CENTRAL AFRICAN REPUBLIC: WFP distributes food to health centres, HIV-infected
BANGUI, 3 September (PLUSNEWS) - HIV-infected and affected people as well as health and nutritional centres in the Central African Republic have started receiving relief aid from the UN World Food Programme, a senior official told PlusNews on Tuesday.
The WFP representative in the country, David Bulman, said in the capital, Bangui, that the agency started the distribution of food on Friday to selected health centres in Bangui; to
Bouar, 454 km to the northwest; to Bambari, 385 km northeast of Bangui; and to the southwestern province of Lobaye. Facilities caring for nursing and pregnant mothers as well as children with nutritional problems are among the beneficiaries.
Deliveries consist of maize flour, soya-corn blended flour, oil, sugar and salt. At least 11,000 people are to benefit from these deliveries expected to last until November, when another distribution will be organised.
"Each centre is receiving about five metric tons," Bulman said.

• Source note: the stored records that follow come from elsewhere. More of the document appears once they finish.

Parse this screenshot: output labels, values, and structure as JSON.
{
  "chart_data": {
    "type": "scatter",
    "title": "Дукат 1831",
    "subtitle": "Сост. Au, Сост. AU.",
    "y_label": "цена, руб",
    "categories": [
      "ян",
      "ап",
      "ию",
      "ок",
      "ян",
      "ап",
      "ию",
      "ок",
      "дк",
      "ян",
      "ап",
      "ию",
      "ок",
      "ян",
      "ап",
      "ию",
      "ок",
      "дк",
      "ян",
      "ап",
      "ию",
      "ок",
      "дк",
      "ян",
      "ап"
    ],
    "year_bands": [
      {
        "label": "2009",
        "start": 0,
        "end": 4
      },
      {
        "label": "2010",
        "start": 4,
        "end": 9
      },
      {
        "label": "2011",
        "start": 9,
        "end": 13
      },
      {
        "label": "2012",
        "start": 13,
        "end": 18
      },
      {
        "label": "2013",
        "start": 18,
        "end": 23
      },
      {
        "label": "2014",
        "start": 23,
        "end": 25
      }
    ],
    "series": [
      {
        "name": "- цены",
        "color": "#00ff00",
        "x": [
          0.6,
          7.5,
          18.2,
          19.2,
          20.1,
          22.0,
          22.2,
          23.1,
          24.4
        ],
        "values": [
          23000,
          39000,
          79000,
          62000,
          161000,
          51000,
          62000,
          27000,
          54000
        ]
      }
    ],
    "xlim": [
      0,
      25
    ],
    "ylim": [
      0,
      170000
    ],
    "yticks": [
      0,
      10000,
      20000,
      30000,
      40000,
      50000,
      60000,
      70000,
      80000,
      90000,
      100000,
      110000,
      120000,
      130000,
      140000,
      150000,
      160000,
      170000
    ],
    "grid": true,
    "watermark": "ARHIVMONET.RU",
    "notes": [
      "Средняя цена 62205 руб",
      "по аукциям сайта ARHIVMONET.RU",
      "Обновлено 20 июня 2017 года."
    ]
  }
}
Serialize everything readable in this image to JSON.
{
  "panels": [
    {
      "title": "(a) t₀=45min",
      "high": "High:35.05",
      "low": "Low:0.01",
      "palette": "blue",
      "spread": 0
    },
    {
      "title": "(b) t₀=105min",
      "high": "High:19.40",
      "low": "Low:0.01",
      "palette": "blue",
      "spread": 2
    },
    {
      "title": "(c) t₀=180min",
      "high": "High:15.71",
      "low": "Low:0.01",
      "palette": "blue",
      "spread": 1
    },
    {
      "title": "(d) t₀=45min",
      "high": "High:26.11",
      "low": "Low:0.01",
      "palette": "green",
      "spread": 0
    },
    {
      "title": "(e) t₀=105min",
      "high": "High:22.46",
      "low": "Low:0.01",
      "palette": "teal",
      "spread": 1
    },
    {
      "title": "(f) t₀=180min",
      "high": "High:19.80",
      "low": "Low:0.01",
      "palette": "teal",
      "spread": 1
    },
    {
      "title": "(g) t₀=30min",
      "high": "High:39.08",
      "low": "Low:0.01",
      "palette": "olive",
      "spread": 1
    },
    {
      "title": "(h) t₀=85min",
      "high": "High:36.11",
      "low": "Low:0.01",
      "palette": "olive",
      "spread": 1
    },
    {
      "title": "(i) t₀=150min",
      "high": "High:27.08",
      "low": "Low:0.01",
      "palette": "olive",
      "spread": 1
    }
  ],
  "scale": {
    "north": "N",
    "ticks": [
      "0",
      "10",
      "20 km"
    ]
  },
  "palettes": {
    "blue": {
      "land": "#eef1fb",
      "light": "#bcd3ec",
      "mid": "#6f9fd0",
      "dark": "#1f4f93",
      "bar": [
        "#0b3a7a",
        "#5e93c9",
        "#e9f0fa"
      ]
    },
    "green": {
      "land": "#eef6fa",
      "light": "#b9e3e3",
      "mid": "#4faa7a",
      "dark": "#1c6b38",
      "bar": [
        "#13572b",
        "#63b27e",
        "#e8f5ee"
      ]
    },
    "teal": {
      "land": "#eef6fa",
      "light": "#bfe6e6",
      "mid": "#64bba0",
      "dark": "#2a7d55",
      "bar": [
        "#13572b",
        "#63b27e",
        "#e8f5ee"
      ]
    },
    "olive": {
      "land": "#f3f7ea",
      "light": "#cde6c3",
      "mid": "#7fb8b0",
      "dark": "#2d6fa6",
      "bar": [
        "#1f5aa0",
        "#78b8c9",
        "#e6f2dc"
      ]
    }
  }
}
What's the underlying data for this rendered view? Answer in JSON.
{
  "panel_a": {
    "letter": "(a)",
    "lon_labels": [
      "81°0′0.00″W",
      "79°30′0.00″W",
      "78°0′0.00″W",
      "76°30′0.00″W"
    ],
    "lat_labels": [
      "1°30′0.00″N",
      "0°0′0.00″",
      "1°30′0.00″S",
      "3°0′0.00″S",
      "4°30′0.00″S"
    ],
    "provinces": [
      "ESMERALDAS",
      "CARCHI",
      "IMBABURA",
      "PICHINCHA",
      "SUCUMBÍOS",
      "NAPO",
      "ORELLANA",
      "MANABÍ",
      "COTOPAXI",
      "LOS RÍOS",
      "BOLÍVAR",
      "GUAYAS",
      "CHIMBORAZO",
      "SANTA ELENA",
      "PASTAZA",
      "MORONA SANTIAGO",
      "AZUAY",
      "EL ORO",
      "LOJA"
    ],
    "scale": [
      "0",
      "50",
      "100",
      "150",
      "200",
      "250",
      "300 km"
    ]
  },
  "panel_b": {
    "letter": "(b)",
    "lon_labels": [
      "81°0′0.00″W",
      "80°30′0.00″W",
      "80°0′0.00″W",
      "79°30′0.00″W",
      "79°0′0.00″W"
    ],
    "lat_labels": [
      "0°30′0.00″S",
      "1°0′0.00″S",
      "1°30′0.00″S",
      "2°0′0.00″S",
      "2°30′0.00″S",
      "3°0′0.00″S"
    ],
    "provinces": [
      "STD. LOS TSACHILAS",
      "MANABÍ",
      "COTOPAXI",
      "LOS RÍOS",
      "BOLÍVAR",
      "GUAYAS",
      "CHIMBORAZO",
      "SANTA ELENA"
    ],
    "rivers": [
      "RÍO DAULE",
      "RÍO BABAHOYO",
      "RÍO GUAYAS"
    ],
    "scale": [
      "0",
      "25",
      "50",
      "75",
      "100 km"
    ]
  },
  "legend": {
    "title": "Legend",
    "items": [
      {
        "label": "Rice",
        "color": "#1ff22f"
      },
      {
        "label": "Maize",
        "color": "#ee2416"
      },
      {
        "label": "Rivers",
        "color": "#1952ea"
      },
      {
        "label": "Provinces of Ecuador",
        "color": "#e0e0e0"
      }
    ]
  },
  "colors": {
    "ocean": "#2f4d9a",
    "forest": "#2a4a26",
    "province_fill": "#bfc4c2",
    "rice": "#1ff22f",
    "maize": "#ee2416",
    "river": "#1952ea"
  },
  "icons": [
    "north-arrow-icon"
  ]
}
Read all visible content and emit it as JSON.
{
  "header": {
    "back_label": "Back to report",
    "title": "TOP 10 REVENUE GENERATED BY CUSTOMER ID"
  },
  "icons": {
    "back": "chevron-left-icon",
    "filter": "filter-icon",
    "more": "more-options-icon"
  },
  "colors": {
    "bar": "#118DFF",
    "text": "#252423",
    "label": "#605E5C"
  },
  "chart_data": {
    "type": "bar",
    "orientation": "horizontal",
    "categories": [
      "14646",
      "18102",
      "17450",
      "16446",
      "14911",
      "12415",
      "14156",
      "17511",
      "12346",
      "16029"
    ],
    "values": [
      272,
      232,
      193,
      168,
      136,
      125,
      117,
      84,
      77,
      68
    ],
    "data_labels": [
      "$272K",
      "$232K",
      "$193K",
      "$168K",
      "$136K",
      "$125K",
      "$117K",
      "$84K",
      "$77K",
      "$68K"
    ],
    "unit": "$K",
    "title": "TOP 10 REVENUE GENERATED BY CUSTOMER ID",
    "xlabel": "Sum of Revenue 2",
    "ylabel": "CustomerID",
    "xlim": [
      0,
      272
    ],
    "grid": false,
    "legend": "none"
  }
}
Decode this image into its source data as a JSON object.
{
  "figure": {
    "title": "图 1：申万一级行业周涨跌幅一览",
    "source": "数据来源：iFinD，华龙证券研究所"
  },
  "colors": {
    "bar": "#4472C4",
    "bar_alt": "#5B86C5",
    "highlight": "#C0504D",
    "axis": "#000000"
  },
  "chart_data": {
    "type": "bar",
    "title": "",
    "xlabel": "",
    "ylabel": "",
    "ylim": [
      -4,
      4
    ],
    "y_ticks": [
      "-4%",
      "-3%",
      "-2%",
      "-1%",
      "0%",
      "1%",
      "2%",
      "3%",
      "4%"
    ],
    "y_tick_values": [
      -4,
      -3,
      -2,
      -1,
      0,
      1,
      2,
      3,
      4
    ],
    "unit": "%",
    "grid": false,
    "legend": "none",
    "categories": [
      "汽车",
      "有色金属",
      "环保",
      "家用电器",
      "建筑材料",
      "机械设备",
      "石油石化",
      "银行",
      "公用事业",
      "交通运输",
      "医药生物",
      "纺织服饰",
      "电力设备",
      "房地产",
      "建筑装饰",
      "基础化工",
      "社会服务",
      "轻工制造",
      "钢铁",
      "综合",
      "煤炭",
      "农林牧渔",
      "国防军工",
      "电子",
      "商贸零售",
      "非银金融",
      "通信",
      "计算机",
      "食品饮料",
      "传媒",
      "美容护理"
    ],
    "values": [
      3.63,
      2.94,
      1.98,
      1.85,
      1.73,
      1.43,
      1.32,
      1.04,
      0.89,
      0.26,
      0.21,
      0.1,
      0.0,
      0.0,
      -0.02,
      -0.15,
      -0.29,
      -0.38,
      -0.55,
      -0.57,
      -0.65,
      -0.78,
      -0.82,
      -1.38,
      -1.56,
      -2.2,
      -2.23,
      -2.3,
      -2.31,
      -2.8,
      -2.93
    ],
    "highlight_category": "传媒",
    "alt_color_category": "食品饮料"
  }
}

This is the first large-scale food distribution organised in the country since the 15 March coup that brought Francois Bozize to power. At that time, 1,800 mt of food were looted from the WFP's Bangui warehouses. As a result, the agency suspended food delivery into the country until July, when a new warehouse was provided in a safer part of the city. Since then, trucks loaded with food have now been reaching Bangui from neighbouring Cameroon.
Bulman said distribution to schools would start on Saturday, beginning with those in Bossangoa, 305 km north of Bangui. He added that WFP, the Office of the UN High Commissioner for Refugees and the government were considering how to organise food distributions in the coming weeks to refugee returnees. In June, the UNHCR repatriated at least 2,000 CAR refugees from neighbouring Democratic Republic of the Congo. Bulman said the returnees would receive rations for three months.